# Japanese Banks in trouble



## Motorhomersimpson (May 9, 2005)

Following the problems in the sub-prime lending market in America and the run on Northern Rock in the UK, uncertainty has now hit Japan. 

In the last 7 days Origami Bank has folded, Sumo Bank has gone belly up and Bonsai Bank announced plans to cut some of its branches. 

Yesterday, it was announced that Karaoke Bank is up for sale and will likely go for a song while today shares in Kamikaze Bank were suspended after they nose-dived. 

While Samurai Bank are soldiering on following sharp cutbacks, Ninja Bank are reported to have taken a hit, but they remain in the black. 

Furthermore, 500 staff at Karate Bank got the chop and analysts report that there is something fishy going on at Sushi Bank where it is feared that staff may get a raw deal.

MHS...Rob


----------



## johng1974 (Jan 17, 2007)

:lol:


----------



## geraldandannie (Jun 4, 2006)

Moved to "jokes and trivia", along with the other, identical posts.
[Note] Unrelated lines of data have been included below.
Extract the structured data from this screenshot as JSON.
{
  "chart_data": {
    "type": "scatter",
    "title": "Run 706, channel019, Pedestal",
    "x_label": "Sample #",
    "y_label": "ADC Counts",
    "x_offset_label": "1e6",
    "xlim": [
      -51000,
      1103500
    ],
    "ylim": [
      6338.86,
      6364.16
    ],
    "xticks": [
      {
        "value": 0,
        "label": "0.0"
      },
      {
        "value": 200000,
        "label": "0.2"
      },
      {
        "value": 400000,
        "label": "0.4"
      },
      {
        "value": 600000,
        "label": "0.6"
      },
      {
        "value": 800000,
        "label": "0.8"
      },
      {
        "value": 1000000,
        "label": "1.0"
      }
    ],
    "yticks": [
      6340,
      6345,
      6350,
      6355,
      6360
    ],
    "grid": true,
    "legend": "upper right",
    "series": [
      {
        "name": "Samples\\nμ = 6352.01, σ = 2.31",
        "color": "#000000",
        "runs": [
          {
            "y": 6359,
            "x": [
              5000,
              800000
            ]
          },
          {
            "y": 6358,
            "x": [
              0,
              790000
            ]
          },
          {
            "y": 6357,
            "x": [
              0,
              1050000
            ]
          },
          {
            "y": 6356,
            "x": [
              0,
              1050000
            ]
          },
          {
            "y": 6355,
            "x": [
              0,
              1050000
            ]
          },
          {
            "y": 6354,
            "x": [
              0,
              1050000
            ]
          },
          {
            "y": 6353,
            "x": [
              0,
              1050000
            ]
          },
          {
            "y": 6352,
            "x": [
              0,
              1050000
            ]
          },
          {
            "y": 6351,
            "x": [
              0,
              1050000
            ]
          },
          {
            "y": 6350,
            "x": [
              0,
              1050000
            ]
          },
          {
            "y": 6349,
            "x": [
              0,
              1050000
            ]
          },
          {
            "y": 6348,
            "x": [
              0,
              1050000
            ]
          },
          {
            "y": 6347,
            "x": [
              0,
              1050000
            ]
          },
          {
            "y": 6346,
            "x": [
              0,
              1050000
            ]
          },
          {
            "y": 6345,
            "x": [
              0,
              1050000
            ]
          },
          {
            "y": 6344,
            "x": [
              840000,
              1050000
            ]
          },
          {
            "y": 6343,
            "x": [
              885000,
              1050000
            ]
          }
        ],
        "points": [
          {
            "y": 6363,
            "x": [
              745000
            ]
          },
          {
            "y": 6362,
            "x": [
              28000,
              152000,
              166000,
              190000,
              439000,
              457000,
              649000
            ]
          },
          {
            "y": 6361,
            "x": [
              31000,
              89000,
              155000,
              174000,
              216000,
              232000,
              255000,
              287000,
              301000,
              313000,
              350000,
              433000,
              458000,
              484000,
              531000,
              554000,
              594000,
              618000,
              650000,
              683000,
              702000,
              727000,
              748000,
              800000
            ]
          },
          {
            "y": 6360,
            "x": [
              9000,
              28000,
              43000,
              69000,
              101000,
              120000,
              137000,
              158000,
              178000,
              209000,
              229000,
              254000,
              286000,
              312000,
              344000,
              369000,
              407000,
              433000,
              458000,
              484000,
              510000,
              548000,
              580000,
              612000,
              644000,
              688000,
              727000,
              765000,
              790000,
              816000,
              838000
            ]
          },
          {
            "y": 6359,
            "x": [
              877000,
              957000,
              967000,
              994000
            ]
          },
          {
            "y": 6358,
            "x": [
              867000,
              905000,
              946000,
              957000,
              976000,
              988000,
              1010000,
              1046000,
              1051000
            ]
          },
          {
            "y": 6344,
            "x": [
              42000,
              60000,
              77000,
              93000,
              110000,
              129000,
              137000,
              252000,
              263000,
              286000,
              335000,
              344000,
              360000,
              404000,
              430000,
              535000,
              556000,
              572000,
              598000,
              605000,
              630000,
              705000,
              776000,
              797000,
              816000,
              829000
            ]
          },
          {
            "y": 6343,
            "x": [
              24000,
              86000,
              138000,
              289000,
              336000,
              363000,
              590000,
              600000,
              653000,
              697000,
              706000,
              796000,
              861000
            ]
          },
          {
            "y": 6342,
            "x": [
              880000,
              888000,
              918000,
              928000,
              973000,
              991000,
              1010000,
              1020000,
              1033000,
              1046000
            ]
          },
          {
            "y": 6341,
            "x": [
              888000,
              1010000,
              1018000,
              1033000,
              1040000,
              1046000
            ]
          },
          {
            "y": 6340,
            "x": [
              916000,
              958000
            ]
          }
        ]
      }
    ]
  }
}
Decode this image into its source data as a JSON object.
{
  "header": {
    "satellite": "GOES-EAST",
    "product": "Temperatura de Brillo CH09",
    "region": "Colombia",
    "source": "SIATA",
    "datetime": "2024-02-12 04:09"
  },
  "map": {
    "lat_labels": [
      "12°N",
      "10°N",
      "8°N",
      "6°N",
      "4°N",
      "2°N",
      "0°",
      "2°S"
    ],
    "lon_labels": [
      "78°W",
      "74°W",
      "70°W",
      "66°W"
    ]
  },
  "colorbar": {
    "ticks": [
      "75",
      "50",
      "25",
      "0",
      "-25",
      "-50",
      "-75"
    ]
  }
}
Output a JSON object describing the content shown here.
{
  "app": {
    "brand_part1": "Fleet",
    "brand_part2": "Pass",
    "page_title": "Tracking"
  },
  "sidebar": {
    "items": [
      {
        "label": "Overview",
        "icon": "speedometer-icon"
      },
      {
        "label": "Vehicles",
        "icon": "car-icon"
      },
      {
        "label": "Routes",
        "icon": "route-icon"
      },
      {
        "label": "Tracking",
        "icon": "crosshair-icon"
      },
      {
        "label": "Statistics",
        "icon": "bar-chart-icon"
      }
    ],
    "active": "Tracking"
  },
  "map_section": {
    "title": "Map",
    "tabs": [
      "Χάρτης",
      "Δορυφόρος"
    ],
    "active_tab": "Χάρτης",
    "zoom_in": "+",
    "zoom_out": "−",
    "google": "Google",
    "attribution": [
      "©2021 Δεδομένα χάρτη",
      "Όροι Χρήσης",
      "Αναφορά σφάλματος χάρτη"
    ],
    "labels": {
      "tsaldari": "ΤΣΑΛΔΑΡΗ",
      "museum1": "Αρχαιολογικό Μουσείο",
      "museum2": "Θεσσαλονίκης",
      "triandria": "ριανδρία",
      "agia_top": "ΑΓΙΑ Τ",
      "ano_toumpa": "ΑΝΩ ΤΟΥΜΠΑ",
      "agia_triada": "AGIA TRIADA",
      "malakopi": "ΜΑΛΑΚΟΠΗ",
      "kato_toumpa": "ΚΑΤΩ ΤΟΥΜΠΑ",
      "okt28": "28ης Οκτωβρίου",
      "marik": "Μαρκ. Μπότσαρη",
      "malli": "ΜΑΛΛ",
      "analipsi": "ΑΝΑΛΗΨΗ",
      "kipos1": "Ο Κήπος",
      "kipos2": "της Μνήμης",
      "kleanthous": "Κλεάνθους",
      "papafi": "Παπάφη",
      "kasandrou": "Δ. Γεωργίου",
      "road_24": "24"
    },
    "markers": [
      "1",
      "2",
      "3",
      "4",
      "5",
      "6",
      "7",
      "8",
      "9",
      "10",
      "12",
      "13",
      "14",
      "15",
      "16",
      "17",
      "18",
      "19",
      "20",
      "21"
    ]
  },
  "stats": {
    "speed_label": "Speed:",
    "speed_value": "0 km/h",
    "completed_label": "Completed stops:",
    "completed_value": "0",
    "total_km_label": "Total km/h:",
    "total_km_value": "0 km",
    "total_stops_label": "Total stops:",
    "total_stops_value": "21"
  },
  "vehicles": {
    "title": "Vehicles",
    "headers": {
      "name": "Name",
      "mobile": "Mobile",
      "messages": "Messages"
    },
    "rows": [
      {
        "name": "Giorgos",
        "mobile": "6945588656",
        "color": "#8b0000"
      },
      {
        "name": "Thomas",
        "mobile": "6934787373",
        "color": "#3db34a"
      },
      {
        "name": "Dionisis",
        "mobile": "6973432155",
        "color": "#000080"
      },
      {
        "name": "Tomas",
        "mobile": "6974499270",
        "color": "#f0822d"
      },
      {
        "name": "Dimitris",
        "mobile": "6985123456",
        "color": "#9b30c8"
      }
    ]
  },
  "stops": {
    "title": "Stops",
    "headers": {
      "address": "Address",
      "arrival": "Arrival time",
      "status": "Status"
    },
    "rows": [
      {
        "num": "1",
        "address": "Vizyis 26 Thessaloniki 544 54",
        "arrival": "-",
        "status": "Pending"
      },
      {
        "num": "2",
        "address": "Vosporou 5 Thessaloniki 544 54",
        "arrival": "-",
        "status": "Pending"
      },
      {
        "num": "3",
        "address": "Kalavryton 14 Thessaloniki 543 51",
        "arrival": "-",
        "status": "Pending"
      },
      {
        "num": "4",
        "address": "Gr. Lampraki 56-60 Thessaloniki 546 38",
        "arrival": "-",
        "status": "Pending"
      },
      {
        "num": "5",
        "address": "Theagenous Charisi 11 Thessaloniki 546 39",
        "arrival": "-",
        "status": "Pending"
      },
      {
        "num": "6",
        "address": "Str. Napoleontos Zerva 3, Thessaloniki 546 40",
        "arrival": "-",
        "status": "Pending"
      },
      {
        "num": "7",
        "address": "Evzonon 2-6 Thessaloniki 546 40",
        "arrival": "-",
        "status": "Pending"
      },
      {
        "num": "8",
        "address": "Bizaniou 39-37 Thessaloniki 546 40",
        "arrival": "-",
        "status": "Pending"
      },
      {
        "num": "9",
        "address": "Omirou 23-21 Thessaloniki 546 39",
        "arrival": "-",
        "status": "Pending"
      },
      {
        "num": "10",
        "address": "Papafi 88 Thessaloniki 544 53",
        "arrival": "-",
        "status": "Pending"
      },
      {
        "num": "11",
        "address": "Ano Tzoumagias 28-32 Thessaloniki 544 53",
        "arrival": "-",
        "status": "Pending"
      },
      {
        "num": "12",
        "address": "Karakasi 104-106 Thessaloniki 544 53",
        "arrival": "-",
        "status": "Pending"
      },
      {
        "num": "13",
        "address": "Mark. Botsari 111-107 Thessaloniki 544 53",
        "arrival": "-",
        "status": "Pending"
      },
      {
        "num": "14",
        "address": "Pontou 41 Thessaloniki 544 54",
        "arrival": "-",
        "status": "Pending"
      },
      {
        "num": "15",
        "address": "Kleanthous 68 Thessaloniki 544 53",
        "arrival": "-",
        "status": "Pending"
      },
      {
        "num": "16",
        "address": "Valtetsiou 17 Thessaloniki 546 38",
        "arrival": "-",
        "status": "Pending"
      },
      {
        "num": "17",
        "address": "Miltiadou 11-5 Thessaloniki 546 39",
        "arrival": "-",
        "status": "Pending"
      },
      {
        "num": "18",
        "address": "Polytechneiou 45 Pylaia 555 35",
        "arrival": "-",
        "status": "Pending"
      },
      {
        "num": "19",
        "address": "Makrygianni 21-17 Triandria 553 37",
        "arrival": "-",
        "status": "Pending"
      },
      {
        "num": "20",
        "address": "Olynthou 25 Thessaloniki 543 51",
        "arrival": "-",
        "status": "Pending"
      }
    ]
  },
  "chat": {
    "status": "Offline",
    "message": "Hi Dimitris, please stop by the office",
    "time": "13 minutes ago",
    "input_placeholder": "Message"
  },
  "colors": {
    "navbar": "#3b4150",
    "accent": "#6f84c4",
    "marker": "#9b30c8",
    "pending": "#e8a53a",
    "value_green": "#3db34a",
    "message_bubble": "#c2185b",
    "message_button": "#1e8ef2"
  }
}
Keep up, Rob :wink:

Gerald


----------



## Motorhomersimpson (May 9, 2005)

Damn ... didn't look down here Gerald  Checked off-topic as that should have been where it was as it is topical :wink: Oh, well slap my wrists  


Thanks Gerald :wink: 

MHS...Rob


----------



## bognormike (May 10, 2005)

don't you mean off-topical Rob? :lol:


----------



## Motorhomersimpson (May 9, 2005)

bognormike said:


> don't you mean off-topical Rob? :lol:


  Yeah Mike that as well :lol:

I had it sent to me via email, I thought with announcement about the Asian banks and their woes it was topical.

Might as well laugh at this financial crisis stuff, because worrying about it won't do any good!

MHS...Rob


----------